In fact, the latest credible research suggests that nightshade vegetables might actually help reduce arthritis symptoms. Earlier this year, a study in the Journal of Nutrition showed that both yellow and purple potatoes reduced blood markers for inflammation in healthy men. Other research, including the Johnston County Osteoarthritis Project in North Carolina, published in the journal Public Health Nutrition, found that people with the highest serum levels of an antioxidant in tomatoes called lutein were 70 percent less likely to have OA.

THE BOTTOM LINE: People with arthritis may actually benefit from nightshades.

The myth: A low-acid diet lessens arthritis pain.

THE SCIENCE: No formal research has been done on this because what you eat won’t really affect the blood’s optimal pH of 7.4, says Dr.

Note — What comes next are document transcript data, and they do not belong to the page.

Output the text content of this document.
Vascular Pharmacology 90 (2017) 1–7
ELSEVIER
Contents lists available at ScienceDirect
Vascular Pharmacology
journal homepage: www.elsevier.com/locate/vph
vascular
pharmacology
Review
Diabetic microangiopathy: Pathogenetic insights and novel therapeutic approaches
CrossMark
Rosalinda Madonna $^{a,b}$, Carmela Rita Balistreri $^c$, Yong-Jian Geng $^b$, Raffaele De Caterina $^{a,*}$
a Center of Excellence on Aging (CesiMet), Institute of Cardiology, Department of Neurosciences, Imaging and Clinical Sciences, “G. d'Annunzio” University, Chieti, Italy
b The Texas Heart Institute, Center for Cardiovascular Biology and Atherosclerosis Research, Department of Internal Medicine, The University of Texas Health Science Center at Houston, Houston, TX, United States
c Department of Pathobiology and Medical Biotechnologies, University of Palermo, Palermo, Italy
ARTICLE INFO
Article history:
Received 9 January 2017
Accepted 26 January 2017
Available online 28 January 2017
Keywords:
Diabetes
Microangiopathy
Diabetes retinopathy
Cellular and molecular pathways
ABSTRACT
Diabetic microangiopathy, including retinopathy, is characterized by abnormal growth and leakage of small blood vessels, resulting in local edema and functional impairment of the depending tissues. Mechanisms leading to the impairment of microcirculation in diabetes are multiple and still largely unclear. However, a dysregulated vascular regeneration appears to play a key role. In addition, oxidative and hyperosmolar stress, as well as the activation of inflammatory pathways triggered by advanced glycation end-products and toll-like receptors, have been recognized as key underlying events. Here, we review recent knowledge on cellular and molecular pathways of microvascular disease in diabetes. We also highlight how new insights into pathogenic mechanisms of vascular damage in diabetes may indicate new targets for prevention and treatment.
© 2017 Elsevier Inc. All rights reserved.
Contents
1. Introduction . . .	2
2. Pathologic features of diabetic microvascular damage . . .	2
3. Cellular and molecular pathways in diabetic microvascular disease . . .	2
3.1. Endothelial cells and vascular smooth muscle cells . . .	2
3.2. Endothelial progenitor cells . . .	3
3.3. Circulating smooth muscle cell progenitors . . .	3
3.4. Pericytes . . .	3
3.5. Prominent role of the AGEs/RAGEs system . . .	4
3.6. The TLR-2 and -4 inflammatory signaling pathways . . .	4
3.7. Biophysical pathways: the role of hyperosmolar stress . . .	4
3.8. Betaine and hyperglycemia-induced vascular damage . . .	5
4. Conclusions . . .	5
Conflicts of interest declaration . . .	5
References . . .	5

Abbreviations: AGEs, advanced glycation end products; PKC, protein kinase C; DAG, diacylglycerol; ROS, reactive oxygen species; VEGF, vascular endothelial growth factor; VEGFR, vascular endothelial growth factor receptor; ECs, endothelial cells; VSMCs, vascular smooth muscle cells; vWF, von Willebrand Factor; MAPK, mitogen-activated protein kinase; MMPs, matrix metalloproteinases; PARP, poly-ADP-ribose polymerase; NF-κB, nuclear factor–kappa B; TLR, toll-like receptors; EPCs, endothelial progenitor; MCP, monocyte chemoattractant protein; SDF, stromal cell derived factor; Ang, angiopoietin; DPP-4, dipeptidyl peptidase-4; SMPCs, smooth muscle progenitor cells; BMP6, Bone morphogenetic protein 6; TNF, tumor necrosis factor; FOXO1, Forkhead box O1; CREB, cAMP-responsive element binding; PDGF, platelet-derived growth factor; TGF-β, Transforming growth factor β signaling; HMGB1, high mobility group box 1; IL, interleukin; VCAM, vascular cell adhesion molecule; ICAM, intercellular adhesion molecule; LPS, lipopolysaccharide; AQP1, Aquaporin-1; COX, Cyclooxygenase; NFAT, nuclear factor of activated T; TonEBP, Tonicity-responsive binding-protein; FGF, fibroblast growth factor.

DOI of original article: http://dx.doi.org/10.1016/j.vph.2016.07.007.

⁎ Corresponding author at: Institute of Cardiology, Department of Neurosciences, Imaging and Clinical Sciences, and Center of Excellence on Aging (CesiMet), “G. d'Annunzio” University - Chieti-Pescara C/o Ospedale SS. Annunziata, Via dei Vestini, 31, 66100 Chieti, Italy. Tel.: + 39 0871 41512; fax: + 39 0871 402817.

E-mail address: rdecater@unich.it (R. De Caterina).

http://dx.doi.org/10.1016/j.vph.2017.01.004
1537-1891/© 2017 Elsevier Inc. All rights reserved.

Rosenberg. Any food, whether low or high in acid, is bathed in hydrochloric acid when it reaches the stomach. Other compounds then act on the food particles to reach the proper pH before nutrients are absorbed by the bloodstream. It happens automatically; you don’t have to aid the process with your food choices.

THE BOTTOM LINE: Just like drinking acidic vinegar won’t ratchet down stiffness and pain, neither will avoiding acidic foods.

The myth: A raw food diet relieves symptoms.

THE SCIENCE: In the late 1990s, Finnish scientists reporting in the British Journal of Rheumatology put a group of people with RA on either a traditional diet or a raw vegan diet supplemented with beverages rich inlactobacilli – bacteria considered good for the gut and possibly the immune system. Those on the raw diet reported more relief of symptoms. Furthermore, when they returned to a diet that included cooked foods, including meat, their symptoms were aggravated.

But the positive effects of raw food were not discernible in what the researchers called objective measures of disease activity, including duration of morning stiffness, pain at rest and pain on movement. And half of the raw food eaters experienced adverse effects like nausea and diarrhea during the diet and stopped the experiment prematurely.

THE BOTTOM LINE: Eating plenty of uncooked fruits and vegetables is a good idea, as long as you ramp up slowly so the extra fiber won’t cause stomach discomfort. But it’s not clear that such a dietary change itself will bring arthritis relief, especially since the diet here was supplemented with a specially made beverage containing specific bacteria.